The number of new COVID-19 cases has exploded in Southern California over the past two months — and Metro, unfortunately, is feeling the impact on our bus and rail service due to staffing shortages. As a result, some bus and rail trips will likely be canceled each day over the next few weeks. For example, on Monday, Jan. 4, we had to cancel about 10 percent of trips.
The canceled trips are not evenly distributed among our transit system. On some days certain parts of our bus system have been hit harder than others — and some bus lines are impacted more than others. A canceled trip or two on any individual bus line is likely to result in crowding on subsequent trips.
We encourage riders to use Transit — Metro’s official smartphone app — to plan bus and rail trips and check crowding predictions. We also suggest allowing additional time for your travel.
In the past few days, about 30 percent of Metro’s bus operators have been out due to either being quarantined, caring for family members or having COVID-19. The number of positive cases among agency staff and contractors has doubled in the past month.
These impacts to transit service will likely continue until the number of COVID-19 cases decreases in our region and more employees can return to work. Other transit agencies around the region — including LADOT and Foothill Transit — are experiencing similar challenges.
We believe the increase in cases at Metro is due to widespread community transmission of COVID-19 — and not tied directly to the transit system. Metro’s increase in cases is mirroring the county and state surge in cases.
From the L.A. County Department of Public Health’s press release Monday:
“Everyone needs to keep in mind that community transmission rates are so high that you run the risk of exposure whenever you leave your house. Assume this deadly, invisible virus is everywhere, looking for a willing host…Avoid any non-essential activity; Public Health suggests you take a break from shopping, avoid any type of gathering, and exercise by yourself or with members from your household. Currently, more than one in five people who get tested are positive, and this helps explain why there is so much risk when you socialize with people you don’t live with.”

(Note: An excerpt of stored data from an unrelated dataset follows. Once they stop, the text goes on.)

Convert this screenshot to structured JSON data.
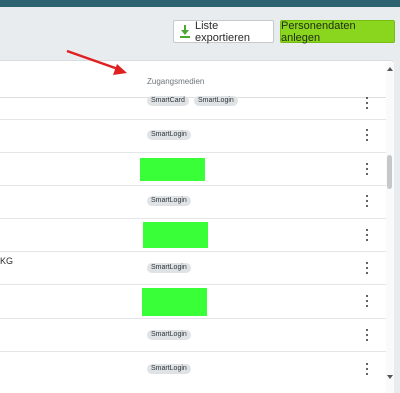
{
  "toolbar": {
    "export_label": "Liste exportieren",
    "create_label": "Personendaten anlegen"
  },
  "table": {
    "column_header": "Zugangsmedien",
    "rows": [
      {
        "chips": [
          "SmartCard",
          "SmartLogin"
        ],
        "redacted": false,
        "text": ""
      },
      {
        "chips": [
          "SmartLogin"
        ],
        "redacted": false,
        "text": ""
      },
      {
        "chips": [],
        "redacted": true,
        "text": ""
      },
      {
        "chips": [
          "SmartLogin"
        ],
        "redacted": false,
        "text": ""
      },
      {
        "chips": [],
        "redacted": true,
        "text": ""
      },
      {
        "chips": [
          "SmartLogin"
        ],
        "redacted": false,
        "text": "KG"
      },
      {
        "chips": [],
        "redacted": true,
        "text": ""
      },
      {
        "chips": [
          "SmartLogin"
        ],
        "redacted": false,
        "text": ""
      },
      {
        "chips": [
          "SmartLogin"
        ],
        "redacted": false,
        "text": ""
      }
    ]
  },
  "colors": {
    "header_bar": "#2d6270",
    "primary_button": "#8ad61f",
    "annotation_arrow": "#e02020",
    "redaction": "#38ff38"
  },
  "icons": [
    "download-icon",
    "kebab-menu-icon",
    "annotation-arrow",
    "scroll-up-icon",
    "scroll-down-icon"
  ]
}
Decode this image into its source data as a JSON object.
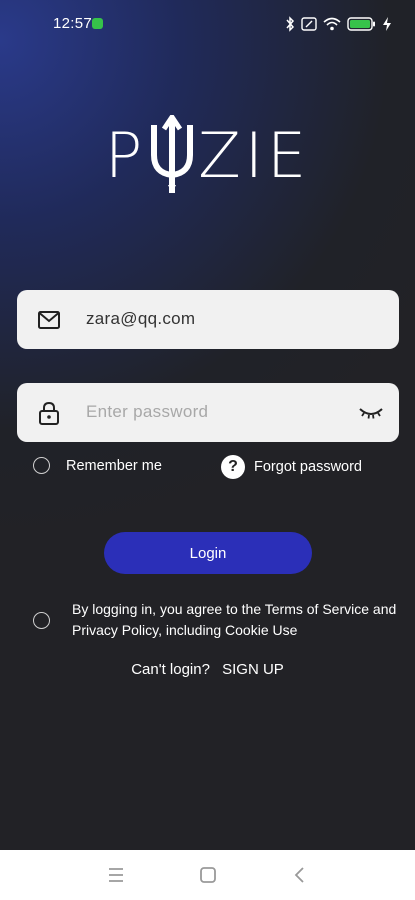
{
  "status_bar": {
    "time": "12:57"
  },
  "logo": {
    "text_left": "P",
    "text_right": "ZIE"
  },
  "email_field": {
    "value": "zara@qq.com",
    "placeholder": "Email"
  },
  "password_field": {
    "value": "",
    "placeholder": "Enter password"
  },
  "remember_label": "Remember me",
  "forgot_label": "Forgot password",
  "login_label": "Login",
  "terms_text": "By logging in, you agree to the Terms of Service and Privacy Policy, including Cookie Use",
  "cant_login_label": "Can't login?",
  "signup_label": "SIGN UP",
  "colors": {
    "accent": "#2b2fb8",
    "background": "#222226"
  },
  "icons": [
    "mail-icon",
    "lock-icon",
    "eye-closed-icon",
    "help-icon",
    "bluetooth-icon",
    "wifi-icon",
    "battery-icon",
    "menu-icon",
    "home-icon",
    "back-icon"
  ]
}
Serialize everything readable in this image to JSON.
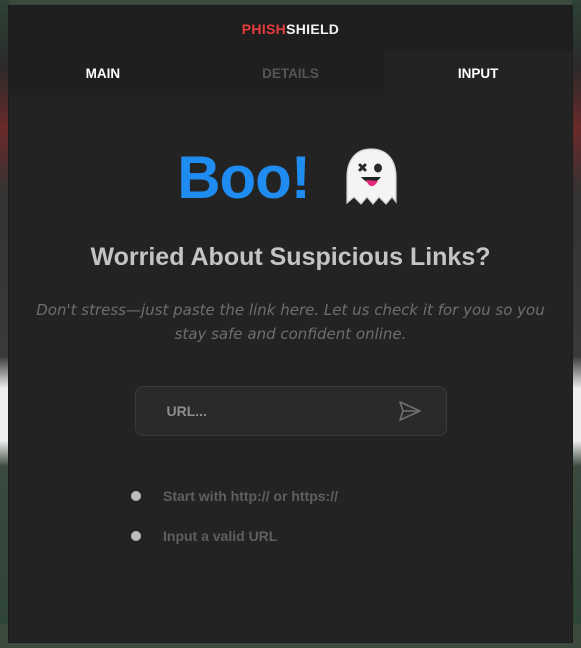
{
  "brand": {
    "part1": "PHISH",
    "part2": "SHIELD",
    "color1": "#e63b3b",
    "color2": "#f2f2f2"
  },
  "tabs": [
    {
      "label": "MAIN",
      "state": "normal"
    },
    {
      "label": "DETAILS",
      "state": "disabled"
    },
    {
      "label": "INPUT",
      "state": "active"
    }
  ],
  "hero": {
    "title": "Boo!",
    "icon": "ghost-icon",
    "title_color": "#1e8cf0"
  },
  "headline": "Worried About Suspicious Links?",
  "subtext": "Don't stress—just paste the link here. Let us check it for you so you stay safe and confident online.",
  "url_input": {
    "placeholder": "URL...",
    "value": "",
    "send_icon": "send-icon"
  },
  "checks": [
    {
      "text": "Start with http:// or https://"
    },
    {
      "text": "Input a valid URL"
    }
  ]
}
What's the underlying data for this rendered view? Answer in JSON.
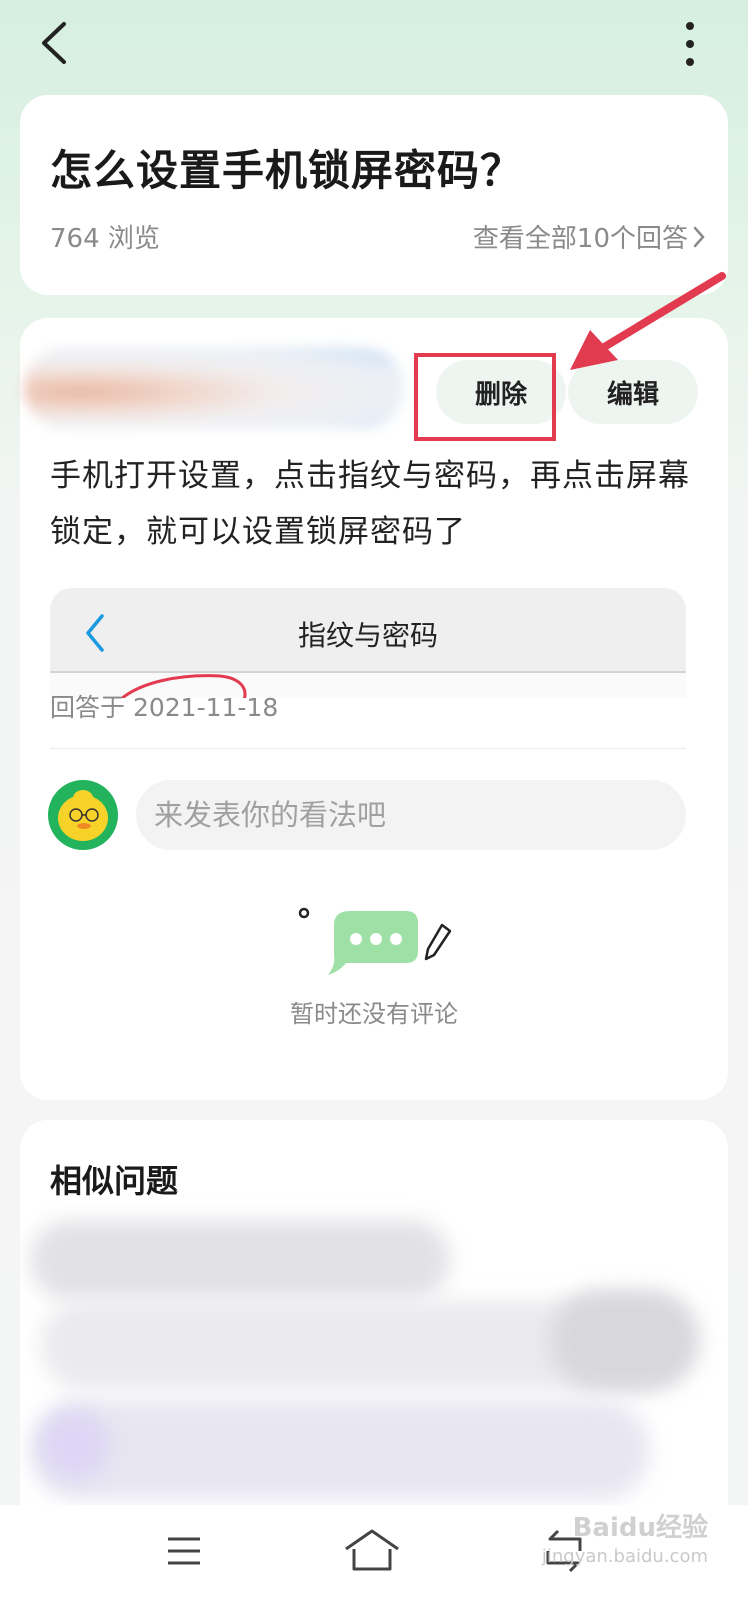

Metro continues to provide as much room for social distancing on buses as is practical within the financial and staffing resources we have. We are trying to keep buses at no more than 75 percent of seated capacity — lower than the 130 percent standard we used prior to the pandemic.
Metro has also joined the American Public Transportation Association and transit agencies across the nation in committing to specific measures to help ensure the safe return of riders to our system.
As part of that effort, we’re requiring all riders to wear face coverings, we’re ensuring good ventilation on buses and trains and we’ve enhanced cleaning of our system with an emphasis on high touchpoint areas. We are also protecting our bus operators by requiring them to wear face coverings, having riders board via the rear doors on buses, using plastic barriers to help shield the driving area of each bus and thoroughly cleaning buses with approved disinfectants.
Metro will continue to run as much of our planned service as we can to provide essential trips for riders. We also encourage everyone to follow local health orders and stay home as much as possible.